You may use IPv6 addresses; however, you must enable daemons to bind to them first. For example, you may enable IPv6 in your Ceph configuration file:
ms bind ipv6 = true
Monitors use port 6789 by default. Ensure you have the port open for each monitor host. Each Ceph OSD Daemon on a Ceph Node may use up to three ports, beginning at port 6800:
- One for talking to clients and monitors.
- One for sending data to other OSDs (replication, backfill and recovery).
- One for heartbeating.
You need to open at least three ports per OSD beginning at port 6800 on a Ceph node to ensure that the OSDs can peer. The port for talking to monitors and clients must be open on the public (front-side) network. The ports for sending data to other OSDs and heartbeating must be open on the cluster (back-side) network.
If you want to use a different port range than 6800:7100 for Ceph daemons, you must adjust the following settings in your Ceph configuration file:
ms bind port min = {min-port-num} ms bind port max = {max-port-num}
Ceph monitors bind on port 6789 by default. If you want to use a different port number than 6789, you may specify the the IP address and port in your Ceph configuration.
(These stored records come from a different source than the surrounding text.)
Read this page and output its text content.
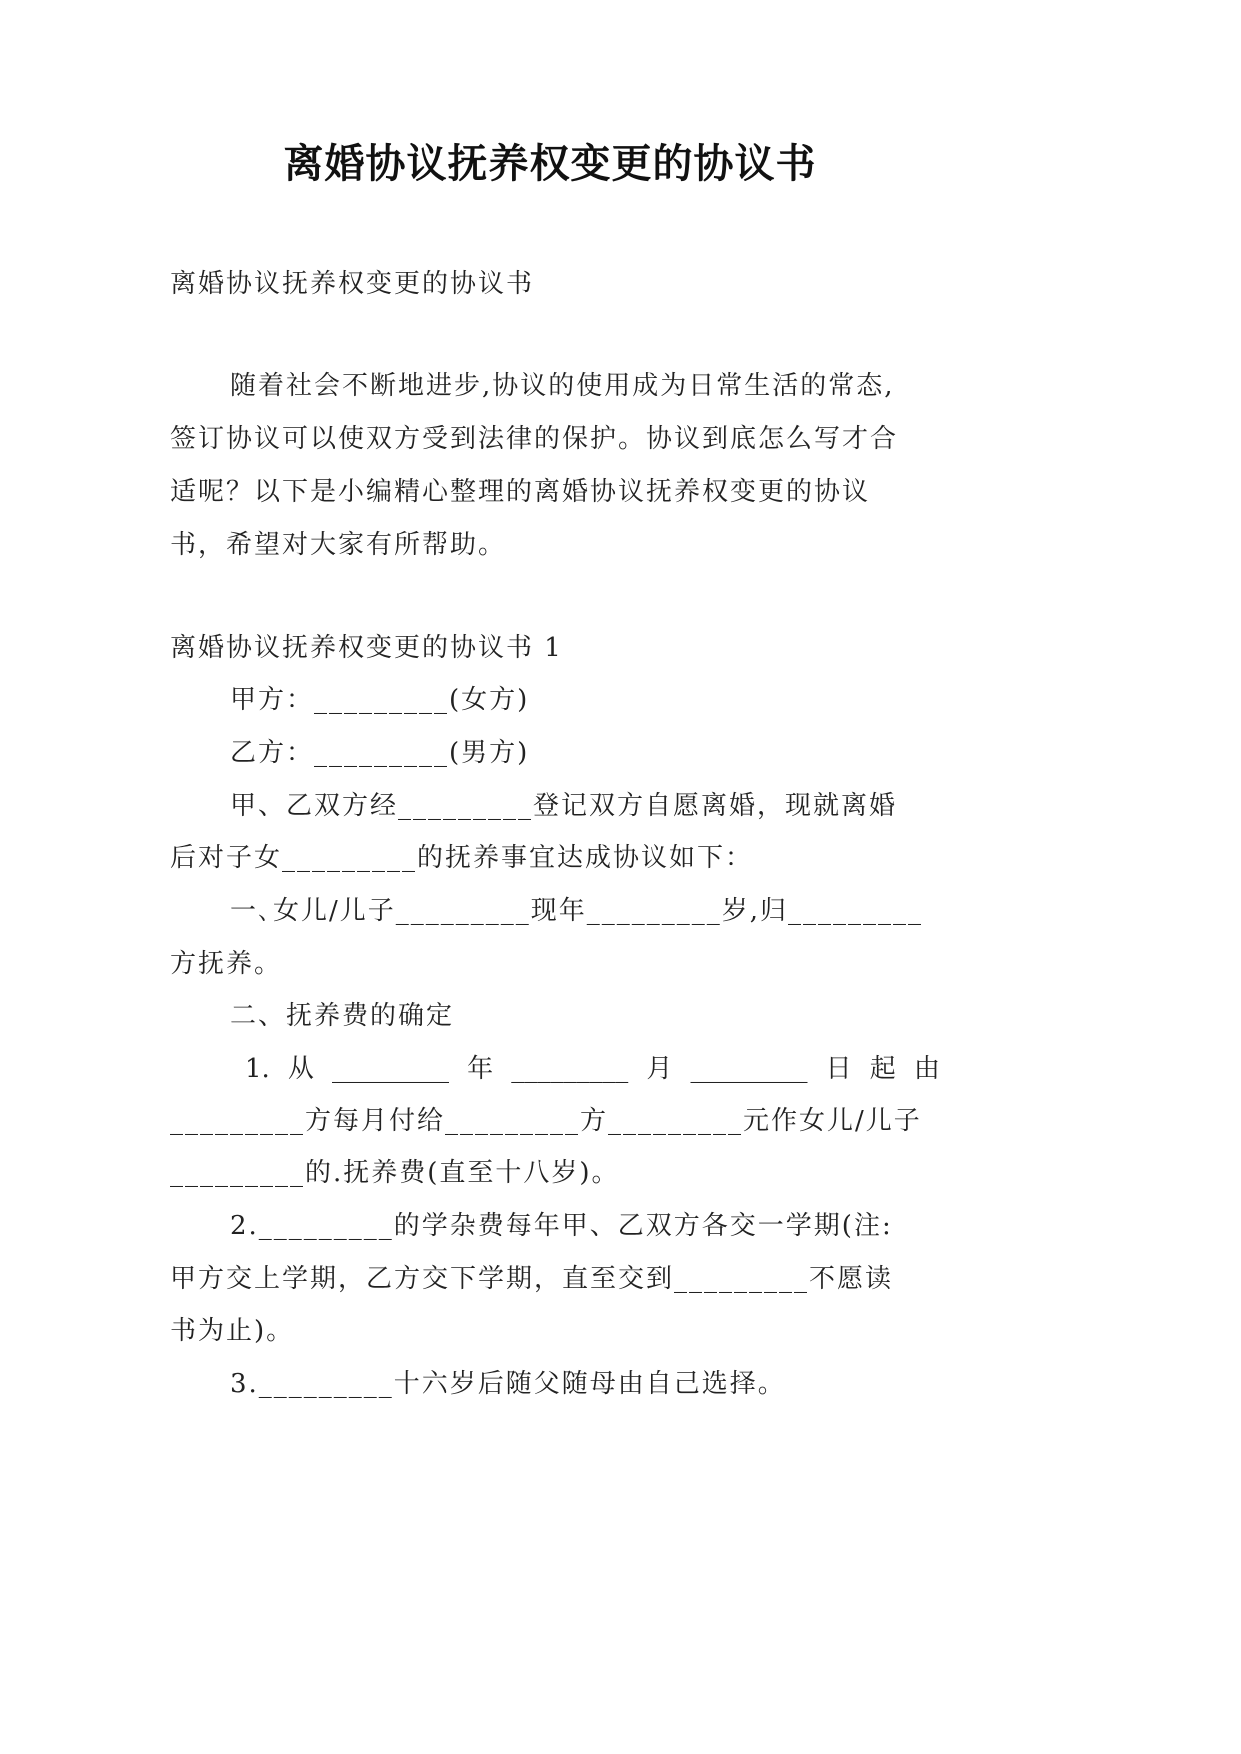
离婚协议抚养权变更的协议书
离婚协议抚养权变更的协议书
随着社会不断地进步,协议的使用成为日常生活的常态,
签订协议可以使双方受到法律的保护。协议到底怎么写才合
适呢？以下是小编精心整理的离婚协议抚养权变更的协议
书，希望对大家有所帮助。
离婚协议抚养权变更的协议书 1
甲方：_________(女方)
乙方：_________(男方)
甲、乙双方经_________登记双方自愿离婚，现就离婚
后对子女_________的抚养事宜达成协议如下：
一､女儿/儿子_________现年_________岁,归_________
方抚养。
二、抚养费的确定
1. 从 _________ 年 _________ 月 _________ 日 起 由
_________方每月付给_________方_________元作女儿/儿子
_________的.抚养费(直至十八岁)。
2._________的学杂费每年甲、乙双方各交一学期(注:
甲方交上学期，乙方交下学期，直至交到_________不愿读
书为止)。
3._________十六岁后随父随母由自己选择。
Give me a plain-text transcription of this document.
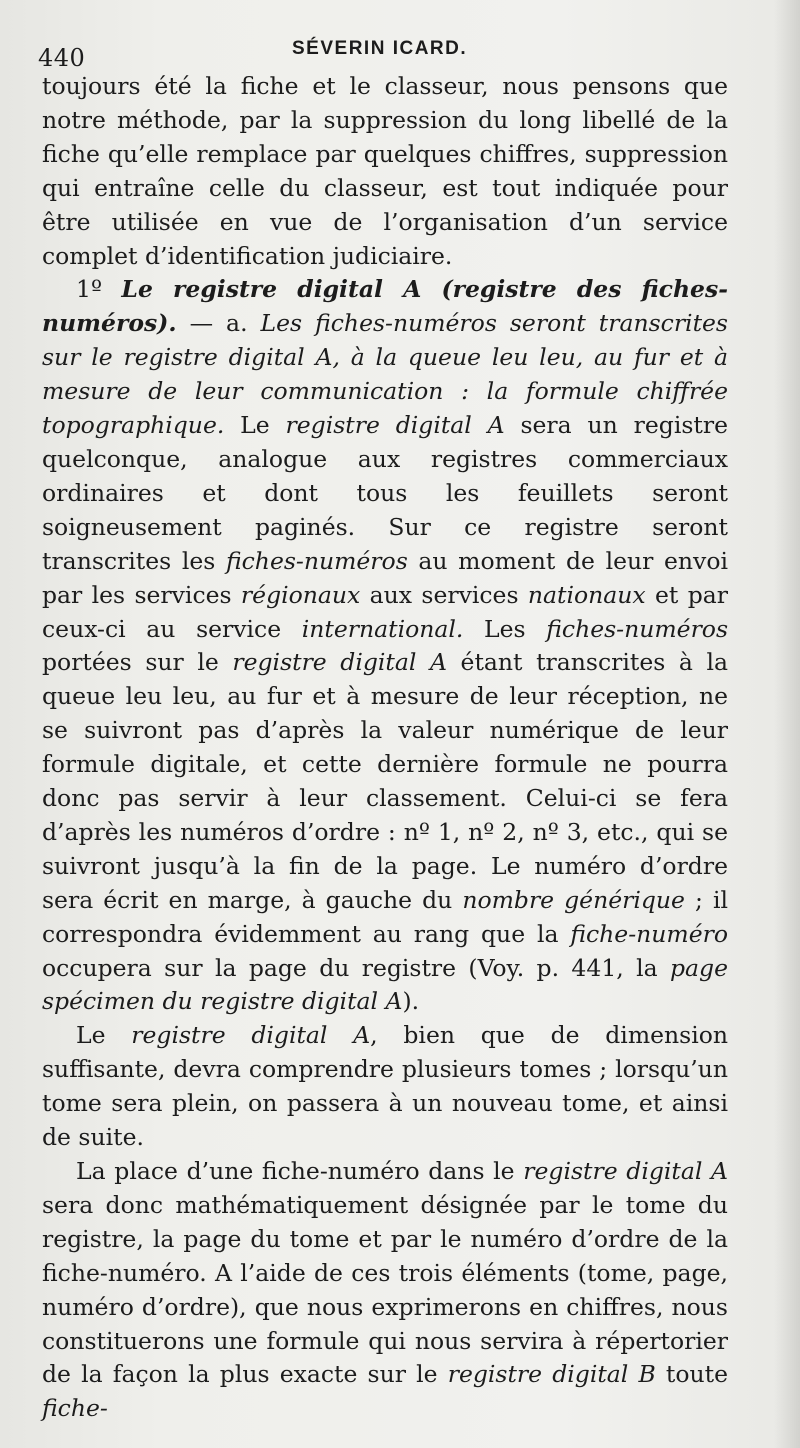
440	SÉVERIN ICARD.

toujours été la fiche et le classeur, nous pensons que notre méthode, par la suppression du long libellé de la fiche qu’elle remplace par quelques chiffres, suppression qui entraîne celle du classeur, est tout indiquée pour être utilisée en vue de l’organisation d’un service complet d’identification judiciaire.

1º Le registre digital A (registre des fiches-numéros). — a. Les fiches-numéros seront transcrites sur le registre digital A, à la queue leu leu, au fur et à mesure de leur communication : la formule chiffrée topographique. Le registre digital A sera un registre quelconque, analogue aux registres commerciaux ordinaires et dont tous les feuillets seront soigneusement paginés. Sur ce registre seront transcrites les fiches-numéros au moment de leur envoi par les services régionaux aux services nationaux et par ceux-ci au service international. Les fiches-numéros portées sur le registre digital A étant transcrites à la queue leu leu, au fur et à mesure de leur réception, ne se suivront pas d’après la valeur numérique de leur formule digitale, et cette dernière formule ne pourra donc pas servir à leur classement. Celui-ci se fera d’après les numéros d’ordre : nº 1, nº 2, nº 3, etc., qui se suivront jusqu’à la fin de la page. Le numéro d’ordre sera écrit en marge, à gauche du nombre générique ; il correspondra évidemment au rang que la fiche-numéro occupera sur la page du registre (Voy. p. 441, la page spécimen du registre digital A).

Le registre digital A, bien que de dimension suffisante, devra comprendre plusieurs tomes ; lorsqu’un tome sera plein, on passera à un nouveau tome, et ainsi de suite.

La place d’une fiche-numéro dans le registre digital A sera donc mathématiquement désignée par le tome du registre, la page du tome et par le numéro d’ordre de la fiche-numéro. A l’aide de ces trois éléments (tome, page, numéro d’ordre), que nous exprimerons en chiffres, nous constituerons une formule qui nous servira à répertorier de la façon la plus exacte sur le registre digital B toute fiche-
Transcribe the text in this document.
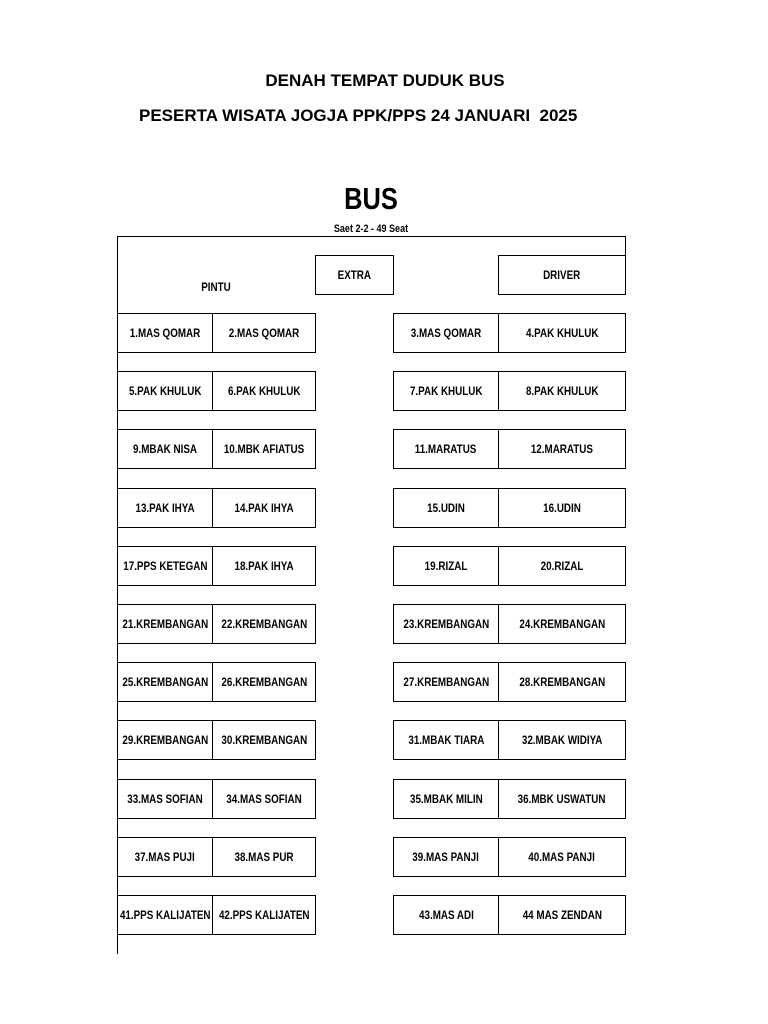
DENAH TEMPAT DUDUK BUS
PESERTA WISATA JOGJA PPK/PPS 24 JANUARI  2025
BUS
Saet 2-2 - 49 Seat
PINTU
EXTRA	DRIVER
1.MAS QOMAR 2.MAS QOMAR	3.MAS QOMAR	4.PAK KHULUK
5.PAK KHULUK 6.PAK KHULUK	7.PAK KHULUK	8.PAK KHULUK
9.MBAK NISA 10.MBK AFIATUS	11.MARATUS	12.MARATUS
13.PAK IHYA	14.PAK IHYA	15.UDIN	16.UDIN
17.PPS KETEGAN 18.PAK IHYA	19.RIZAL	20.RIZAL
21.KREMBANGAN 22.KREMBANGAN	23.KREMBANGAN	24.KREMBANGAN
25.KREMBANGAN 26.KREMBANGAN	27.KREMBANGAN	28.KREMBANGAN
29.KREMBANGAN 30.KREMBANGAN	31.MBAK TIARA	32.MBAK WIDIYA
33.MAS SOFIAN 34.MAS SOFIAN	35.MBAK MILIN	36.MBK USWATUN
37.MAS PUJI	38.MAS PUR	39.MAS PANJI	40.MAS PANJI
41.PPS KALIJATEN 42.PPS KALIJATEN	43.MAS ADI	44 MAS ZENDAN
For example:
[mon.{mon_name}] host = {hostname} mon addr = {ip_address}:{port}
We further recommend installing NTP on your Ceph nodes—especially Ceph monitor nodes. Without clock synchronization, clock drift may prevent monitors from agreeing on the state of the cluster, which means that clients lose access to data until the quorum is re-established and the monitors agree on the state of the cluster.
As a best practice, we also recommend a 1GbE copper interface for an IPMI network.